We need to tax corporations that move jobs overseas or that move corporate operations out of the country in order to avoid taxes.  Corporations that benefit from the American economy must contribute to its health, pure and simple.
We need a minimum wage that allows anyone who works full time to be able to support his/her family.
We need to explore a modern counterpart to the Civilian Conservation Corps to ensure that all Americans have access to work that feeds their families and contributes to the community.  The military must not be the only refuge for people who cannot find employment.  This might also serve as part of a “year of service” expectation for young people between the time they leave school and when they become full-time workers or move on to college.
Finally, we need to make some level of postsecondary education available as a right of all citizens.  This may be a two-year period that would allow someone to gain a license or an associate degree or make a start toward a baccalaureate degree.

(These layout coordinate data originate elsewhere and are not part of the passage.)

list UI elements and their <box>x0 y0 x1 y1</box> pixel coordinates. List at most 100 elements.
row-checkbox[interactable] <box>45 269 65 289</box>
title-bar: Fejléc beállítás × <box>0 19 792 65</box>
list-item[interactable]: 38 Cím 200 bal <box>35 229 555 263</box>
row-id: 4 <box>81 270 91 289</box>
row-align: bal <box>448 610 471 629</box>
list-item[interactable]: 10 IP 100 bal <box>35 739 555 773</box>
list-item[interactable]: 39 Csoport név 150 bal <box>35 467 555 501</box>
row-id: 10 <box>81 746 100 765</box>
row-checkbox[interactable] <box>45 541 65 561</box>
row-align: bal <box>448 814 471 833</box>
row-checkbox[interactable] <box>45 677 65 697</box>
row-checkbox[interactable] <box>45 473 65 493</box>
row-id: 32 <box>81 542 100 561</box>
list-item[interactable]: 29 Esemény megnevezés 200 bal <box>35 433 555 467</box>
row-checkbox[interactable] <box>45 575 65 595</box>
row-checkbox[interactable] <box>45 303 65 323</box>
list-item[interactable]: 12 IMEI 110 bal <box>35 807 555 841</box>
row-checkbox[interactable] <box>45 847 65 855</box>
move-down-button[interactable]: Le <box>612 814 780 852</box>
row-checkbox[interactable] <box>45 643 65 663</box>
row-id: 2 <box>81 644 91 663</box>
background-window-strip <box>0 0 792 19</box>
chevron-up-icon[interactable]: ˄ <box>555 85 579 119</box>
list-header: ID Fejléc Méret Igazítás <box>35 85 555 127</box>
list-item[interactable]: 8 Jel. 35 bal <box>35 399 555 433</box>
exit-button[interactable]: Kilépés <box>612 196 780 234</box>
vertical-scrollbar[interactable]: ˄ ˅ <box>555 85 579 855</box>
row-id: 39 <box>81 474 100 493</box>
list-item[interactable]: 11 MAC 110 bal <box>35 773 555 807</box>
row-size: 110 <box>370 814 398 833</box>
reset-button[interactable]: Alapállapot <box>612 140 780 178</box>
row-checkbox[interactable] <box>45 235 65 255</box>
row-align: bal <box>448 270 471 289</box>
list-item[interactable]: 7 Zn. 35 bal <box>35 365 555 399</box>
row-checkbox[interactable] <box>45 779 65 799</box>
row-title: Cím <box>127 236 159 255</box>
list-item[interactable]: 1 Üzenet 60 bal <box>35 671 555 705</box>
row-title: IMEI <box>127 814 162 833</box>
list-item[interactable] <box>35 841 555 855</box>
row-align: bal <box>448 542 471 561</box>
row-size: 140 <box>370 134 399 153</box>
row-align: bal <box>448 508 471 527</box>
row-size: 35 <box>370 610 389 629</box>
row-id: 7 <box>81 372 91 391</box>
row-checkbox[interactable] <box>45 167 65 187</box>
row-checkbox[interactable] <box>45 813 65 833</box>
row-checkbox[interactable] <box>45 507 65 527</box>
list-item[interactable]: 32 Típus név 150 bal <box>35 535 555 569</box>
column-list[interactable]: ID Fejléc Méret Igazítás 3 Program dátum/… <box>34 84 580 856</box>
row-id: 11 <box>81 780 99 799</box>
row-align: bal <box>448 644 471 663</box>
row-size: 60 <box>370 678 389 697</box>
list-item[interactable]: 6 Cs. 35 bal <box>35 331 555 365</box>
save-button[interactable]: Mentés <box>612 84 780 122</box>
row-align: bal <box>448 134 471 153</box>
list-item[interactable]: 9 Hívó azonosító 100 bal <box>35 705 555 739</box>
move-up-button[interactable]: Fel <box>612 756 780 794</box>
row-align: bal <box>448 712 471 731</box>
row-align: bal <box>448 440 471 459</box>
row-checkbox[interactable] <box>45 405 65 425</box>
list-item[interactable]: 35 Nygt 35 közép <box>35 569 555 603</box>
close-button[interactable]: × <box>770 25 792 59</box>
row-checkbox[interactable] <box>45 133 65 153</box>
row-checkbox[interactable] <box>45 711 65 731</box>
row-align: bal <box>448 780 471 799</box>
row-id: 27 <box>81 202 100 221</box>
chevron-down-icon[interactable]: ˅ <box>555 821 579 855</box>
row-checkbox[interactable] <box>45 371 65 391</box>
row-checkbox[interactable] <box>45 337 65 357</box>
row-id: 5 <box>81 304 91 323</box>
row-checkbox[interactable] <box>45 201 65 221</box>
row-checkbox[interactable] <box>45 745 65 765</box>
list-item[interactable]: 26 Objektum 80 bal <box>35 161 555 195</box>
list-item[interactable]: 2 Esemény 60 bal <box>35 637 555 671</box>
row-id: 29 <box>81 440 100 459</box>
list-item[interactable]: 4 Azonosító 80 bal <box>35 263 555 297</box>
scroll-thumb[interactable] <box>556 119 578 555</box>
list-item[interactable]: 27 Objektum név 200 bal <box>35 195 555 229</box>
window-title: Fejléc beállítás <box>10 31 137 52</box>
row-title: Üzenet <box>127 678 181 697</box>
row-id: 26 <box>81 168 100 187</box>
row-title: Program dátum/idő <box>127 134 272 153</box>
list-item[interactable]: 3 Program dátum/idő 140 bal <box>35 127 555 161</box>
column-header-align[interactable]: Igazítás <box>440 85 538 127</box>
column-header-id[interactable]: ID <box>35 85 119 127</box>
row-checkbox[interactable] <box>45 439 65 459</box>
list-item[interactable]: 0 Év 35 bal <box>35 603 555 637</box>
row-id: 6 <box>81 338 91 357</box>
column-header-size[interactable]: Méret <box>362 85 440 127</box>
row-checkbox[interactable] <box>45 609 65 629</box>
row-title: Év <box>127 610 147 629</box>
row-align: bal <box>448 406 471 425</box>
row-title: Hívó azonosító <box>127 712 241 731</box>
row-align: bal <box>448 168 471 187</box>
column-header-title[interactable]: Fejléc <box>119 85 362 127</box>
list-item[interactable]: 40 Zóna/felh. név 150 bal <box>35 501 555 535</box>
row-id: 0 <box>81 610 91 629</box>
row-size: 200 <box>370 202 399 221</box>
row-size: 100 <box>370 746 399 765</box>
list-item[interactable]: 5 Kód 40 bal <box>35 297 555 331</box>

Today’s economy requires that workers have greater training.  Ensuring that our workforce is prepared for the economy is, ultimately, a national security issue.
These solutions are reminiscent of FDR.  The key, as I read the implications of Hillbilly Elegy, is to empower people rather than put them on the dole.  Underneath it all is the need for government—“of the people, by the people, for the people”—to  respect the needs of citizens rather than cater to corporations.  It is a “build up,” rather than “trickle down” approach to creating a healthy economy.